On the theoretical side, we develop two major advances: one for complexity and another for interpretability. For complexity, we establish tighter upper bounds for the number of computational units required for a rectified linear unit (ReLU) neural network to represent or compute any given continuous piecewise linear (CPWL) function. Specifically, we prove that any CPWL function can be represented by a ReLU network whose number of hidden neurons is at most a quadratic function of the number of pieces of the CPWL function. This quadratic bound is independent of the input dimension and outperforms previous bounds exponentially, holding the state-of-the-art in the literature. When the number of linear components is also known, this bound reduces to a bilinear bound. On the other hand, a new upper bound on the number of pieces in terms of the number of linear components is proved, enabling different descriptions of neural complexity. In addition to existence, a polynomial-time algorithm is developed to identify a neural network that satisfies these tighter bounds, shedding light on reverse-engineering and network pruning. For interpretability, we prove that, the most popular building block in deep learning, the skip connection, can guarantee to improve representations over residual blocks when the expansion layer is sufficiently large. Its implications explain (a) why the residual network (ResNet) can avoid the degradation problem and be scaled to thousands of layers, (b) why the wide ResNet is superior than the ResNet, and (c) why the bottleneck blocks are more economical than the basic block. We design a simplified architecture called the residual nonlinear estimator (ResNEst) and propose a new architecture called the augmented ResNEst to develop guarantees for the ResNet. Under mild assumptions, it is proved that every local minimizer in the ResNEst can be a global minimizer, despite the nonconvex optimization landscape, implying that any local minimizer can be provably better than the best linear predictor.

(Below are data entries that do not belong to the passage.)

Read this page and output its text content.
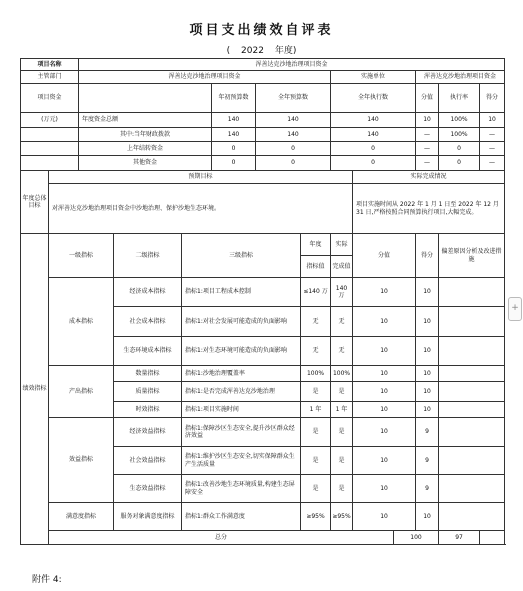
项目支出绩效自评表
( 2022 年度)
项目名称		浑善达克沙地治理项目资金											
主管部门		浑善达克沙地治理项目资金						实施单位			浑善达克沙地治理项目资金		
项目资金					年初预算数	全年预算数		全年执行数			分值	执行率	得分
(万元)		年度资金总额			140	140		140			10	100%	10
		其中:当年财政拨款			140	140		140			—	100%	—
		上年结转资金			0	0		0			—	0	—
		其他资金			0	0		0			—	0	—
年度总体目标	预期目标								实际完成情况				
	对浑善达克沙地治理项目资金中沙地治理、保护沙地生态环境。								项目实施时间从 2022 年 1 月 1 日至 2022 年 12 月 31 日,严格按照合同预算执行项目,大幅完成。				
绩效指标	一级指标		二级指标	三级指标			年度	实际	分值		得分	偏差原因分析及改进措施	
							指标值	完成值					
	成本指标		经济成本指标	指标1:项目工程成本控制			≤140 万	140 万	10		10		
			社会成本指标	指标1:对社会发展可能造成的负面影响			无	无	10		10		
			生态环境成本指标	指标1:对生态环境可能造成的负面影响			无	无	10		10		
	产出指标		数量指标	指标1:沙地治理覆盖率			100%	100%	10		10		
			质量指标	指标1:是否完成浑善达克沙地治理			是	是	10		10		
			时效指标	指标1:项目实施时间			1 年	1 年	10		10		
	效益指标		经济效益指标	指标1:保障沙区生态安全,提升沙区群众经济效益			是	是	10		9		
			社会效益指标	指标1:维护沙区生态安全,切实保障群众生产生活质量			是	是	10		9		
			生态效益指标	指标1:改善沙地生态环境质量,构建生态屏障安全			是	是	10		9		
	满意度指标		服务对象满意度指标	指标1:群众工作满意度			≥95%	≥95%	10		10		
	总分									100		97	
附件 4:
+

On the application side, we develop a new deep learning-based methodology, subspace representation learning, for the classic direction-of-arrival (DoA) estimation problem in array processing. The codomain of a deep learning model is defined as a union of Grassmannians reflecting signal subspaces of different dimensions. A family of distance functions on Grassmannians is proposed. In particular, we use geodesic distances to train a model and prove that it is possible for a ReLU network to approximate signal subspaces. Because a subspace is invariant to the selection of its bases, our methodology enlarges the solution space of a model compared to existing approaches learning covariance matrices. Furthermore, due to its geometry-agnostic nature, our methodology is robust to array imperfections. Numerical results show that subspace representation learning significantly outperforms existing semidefinite programming-based and deep learning-based covariance matrix reconstruction approaches for a wide range of scenarios.